Convey Law has become the first law firm to join the government’s Document Checking Service pilot, meaning it can check information contained in UK passports against government records.
Users receive a ‘yes’ or ‘no’ answer to whether it is valid by providing the passport number, forenames, surname, date of birth and passport expiry date.
The South Wales law firm said it hoped the initiative would have a significant impact in reducing property crime, with criminals unable to impersonate property owners to steal, sell or mortgage their properties.
Lloyd Davies, Convey Law’s managing director, explained: “This is a significant move forward for our industry in looking at solutions to keep our clients and their properties safe from criminals…
“Our IT system can now use the passport data verification from the pilot in addition to our existing biometric facial recognition processes and additional electronic data sets to identify our clients effectively.”

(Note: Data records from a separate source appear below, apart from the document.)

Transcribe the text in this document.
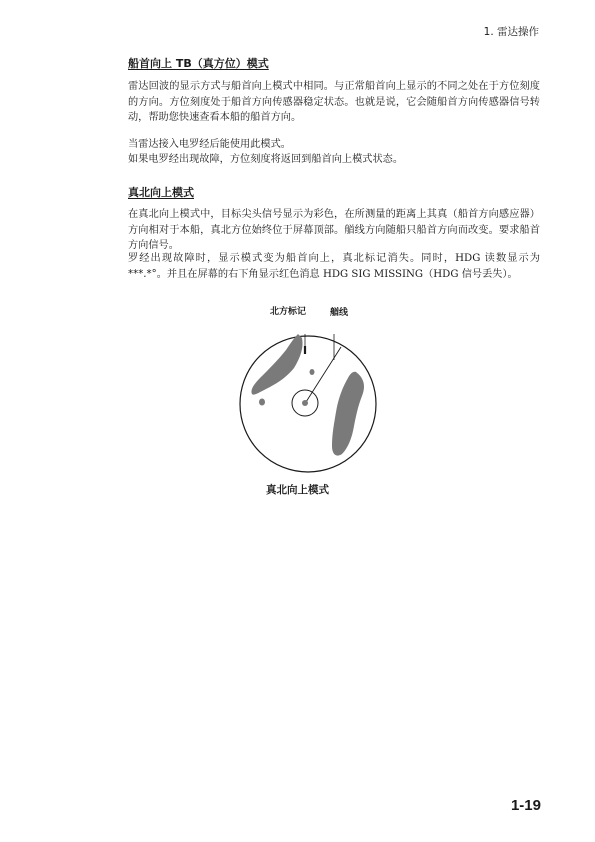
1. 雷达操作
船首向上 TB（真方位）模式
雷达回波的显示方式与船首向上模式中相同。与正常船首向上显示的不同之处在于方位刻度的方向。方位刻度处于船首方向传感器稳定状态。也就是说，它会随船首方向传感器信号转动，帮助您快速查看本船的船首方向。
当雷达接入电罗经后能使用此模式。
如果电罗经出现故障，方位刻度将返回到船首向上模式状态。
真北向上模式
在真北向上模式中，目标尖头信号显示为彩色，在所测量的距离上其真（船首方向感应器）方向相对于本船，真北方位始终位于屏幕顶部。艏线方向随船只船首方向而改变。要求船首方向信号。
罗经出现故障时，显示模式变为船首向上，真北标记消失。同时，HDG 读数显示为 ***.*°。并且在屏幕的右下角显示红色消息 HDG SIG MISSING（HDG 信号丢失）。
北方标记	艏线
真北向上模式
1-19
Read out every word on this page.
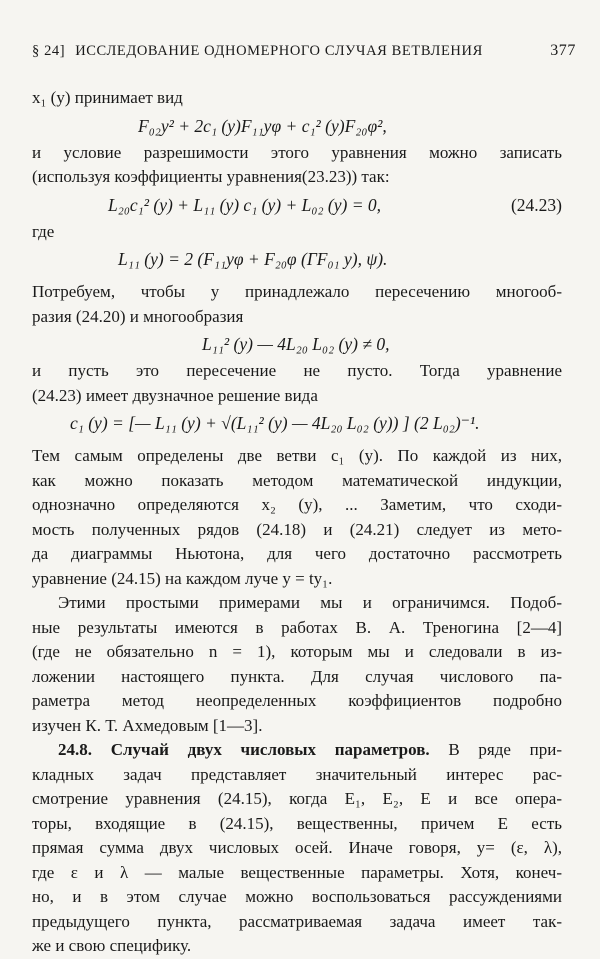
§ 24] ИССЛЕДОВАНИЕ ОДНОМЕРНОГО СЛУЧАЯ ВЕТВЛЕНИЯ	377
x₁ (y) принимает вид
F₀₂y² + 2c₁ (y)F₁₁yφ + c₁² (y)F₂₀φ²,
и условие разрешимости этого уравнения можно записать
(используя коэффициенты уравнения(23.23)) так:
(24.23)
L₂₀c₁² (y) + L₁₁ (y) c₁ (y) + L₀₂ (y) = 0,
где
L₁₁ (y) = 2 (F₁₁yφ + F₂₀φ (ΓF₀₁ y), ψ).
Потребуем, чтобы y принадлежало пересечению многооб-
разия (24.20) и многообразия
L₁₁² (y) — 4L₂₀ L₀₂ (y) ≠ 0,
и пусть это пересечение не пусто. Тогда уравнение
(24.23) имеет двузначное решение вида
c₁ (y) = [— L₁₁ (y) + √(L₁₁² (y) — 4L₂₀ L₀₂ (y)) ] (2 L₀₂)⁻¹.
Тем самым определены две ветви c₁ (y). По каждой из них,
как можно показать методом математической индукции,
однозначно определяются x₂ (y), ... Заметим, что сходи-
мость полученных рядов (24.18) и (24.21) следует из мето-
да диаграммы Ньютона, для чего достаточно рассмотреть
уравнение (24.15) на каждом луче y = ty₁.
Этими простыми примерами мы и ограничимся. Подоб-
ные результаты имеются в работах В. А. Треногина [2—4]
(где не обязательно n = 1), которым мы и следовали в из-
ложении настоящего пункта. Для случая числового па-
раметра метод неопределенных коэффициентов подробно
изучен К. Т. Ахмедовым [1—3].
24.8. Случай двух числовых параметров. В ряде при-
кладных задач представляет значительный интерес рас-
смотрение уравнения (24.15), когда E₁, E₂, E и все опера-
торы, входящие в (24.15), вещественны, причем E есть
прямая сумма двух числовых осей. Иначе говоря, y= (ε, λ),
где ε и λ — малые вещественные параметры. Хотя, конеч-
но, и в этом случае можно воспользоваться рассуждениями
предыдущего пункта, рассматриваемая задача имеет так-
же и свою специфику.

Mr Davies, who is also the operations director for the Conveyancing Association and deputy chairman of the Society of Licensed Conveyancers, added: “It is very encouraging to be a part of these developing government initiatives.
“After many years of campaigning, we are making progress on electronic signatures as well as the establishment of the UK digital identity and attributes trust framework, which, once finalised, will set a standard against which providers of electronic identity verification can be accredited for the first time.
“This will allow for innovation in terms of risk and identity verification and help to make our property transactions safer.”
The pilot concludes on 31 July 2021 and applications for it are now closed. Participants pay a one-off connection fee – ranging from £1,500 to £15,000, depending on the volume of checks – and then 50p per check.